Abstract
Exploiting spatial patterns in large-scale multiple testing promises to improve both power and interpretability of false discovery rate (FDR) analyses. This article develops a new class of locally adaptive weighting and screening (LAWS) rules that directly incorporates useful local patterns into inference. The idea involves constructing robust and structure-adaptive weights according to the estimated local sparsity levels. LAWS provides a unified framework for a broad range of spatial problems and is fully data-driven. It is shown that LAWS controls the FDR asymptotically under mild conditions on dependence.
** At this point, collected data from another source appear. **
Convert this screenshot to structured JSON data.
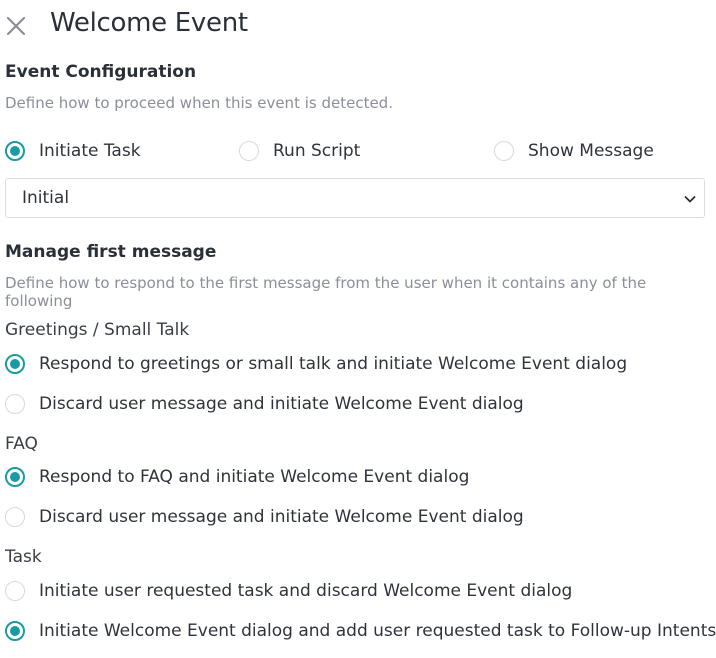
{
  "header": {
    "title": "Welcome Event",
    "close_icon": "close-icon"
  },
  "event_config": {
    "title": "Event Configuration",
    "description": "Define how to proceed when this event is detected.",
    "options": [
      {
        "label": "Initiate Task",
        "checked": true
      },
      {
        "label": "Run Script",
        "checked": false
      },
      {
        "label": "Show Message",
        "checked": false
      }
    ],
    "selected_task": "Initial"
  },
  "first_message": {
    "title": "Manage first message",
    "description": "Define how to respond to the first message from the user when it contains any of the following",
    "groups": [
      {
        "label": "Greetings / Small Talk",
        "options": [
          {
            "label": "Respond to greetings or small talk and initiate Welcome Event dialog",
            "checked": true
          },
          {
            "label": "Discard user message and initiate Welcome Event dialog",
            "checked": false
          }
        ]
      },
      {
        "label": "FAQ",
        "options": [
          {
            "label": "Respond to FAQ and initiate Welcome Event dialog",
            "checked": true
          },
          {
            "label": "Discard user message and initiate Welcome Event dialog",
            "checked": false
          }
        ]
      },
      {
        "label": "Task",
        "options": [
          {
            "label": "Initiate user requested task and discard Welcome Event dialog",
            "checked": false
          },
          {
            "label": "Initiate Welcome Event dialog and add user requested task to Follow-up Intents",
            "checked": true
          }
        ]
      }
    ]
  },
  "colors": {
    "accent": "#1a9ba3",
    "text": "#2f333b",
    "muted": "#8a8f98",
    "border": "#dcdee2"
  }
}
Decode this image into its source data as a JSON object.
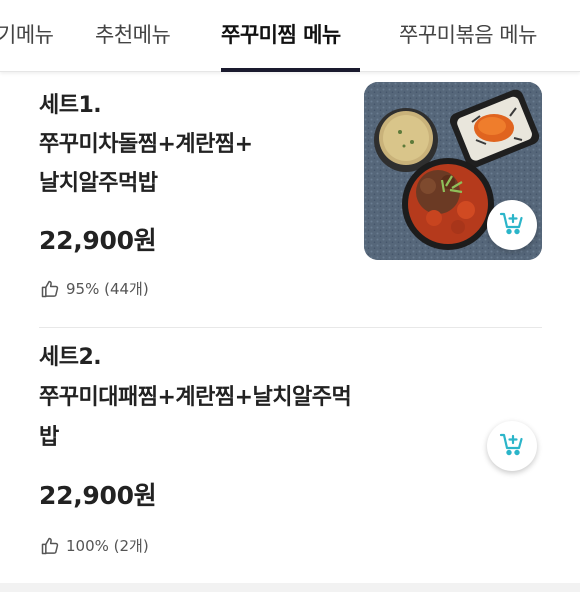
{
  "tabs": [
    {
      "label": "기메뉴",
      "active": false
    },
    {
      "label": "추천메뉴",
      "active": false
    },
    {
      "label": "쭈꾸미찜 메뉴",
      "active": true
    },
    {
      "label": "쭈꾸미볶음 메뉴",
      "active": false
    }
  ],
  "items": [
    {
      "title_lines": [
        "세트1.",
        "쭈꾸미차돌찜+계란찜+",
        "날치알주먹밥"
      ],
      "price": "22,900원",
      "rating": "95% (44개)"
    },
    {
      "title_lines": [
        "세트2.",
        "쭈꾸미대패찜+계란찜+날치알주먹",
        "밥"
      ],
      "price": "22,900원",
      "rating": "100% (2개)"
    }
  ],
  "icons": {
    "thumbs_up": "thumbs-up-icon",
    "cart": "cart-add-icon"
  },
  "colors": {
    "accent_cart": "#2bb5c9",
    "tab_indicator": "#1a1a2e"
  }
}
The finite sample performance is investigated using simulated data, which demonstrates that LAWS controls the FDR and outperforms existing methods in power. The efficiency gain is substantial in many settings. We further illustrate the merits of LAWS through applications to the analysis of two-dimensional and three-dimensional images. Supplementary materials for this article are available online.
Supplementary Materials
This supplement contains the proofs of the main results (Section A) and some additional numerical and theoretical explanations (Sections B and C).
Notes
1 In other applications such as climate change analysis, one observes incomplete data points at irregular locations (e.g., weather monitoring stations) but needs to make inference at every point in the whole spatial domain. This setting goes beyond the scope of our work; see Sun et al. (Citation2015) for related discussions.
2 The actual order would not affect the methodology or theory as the weights are fully determined by the spatial structure. We only need an ordering for characterizing the dependence structure between all pairs of p-values.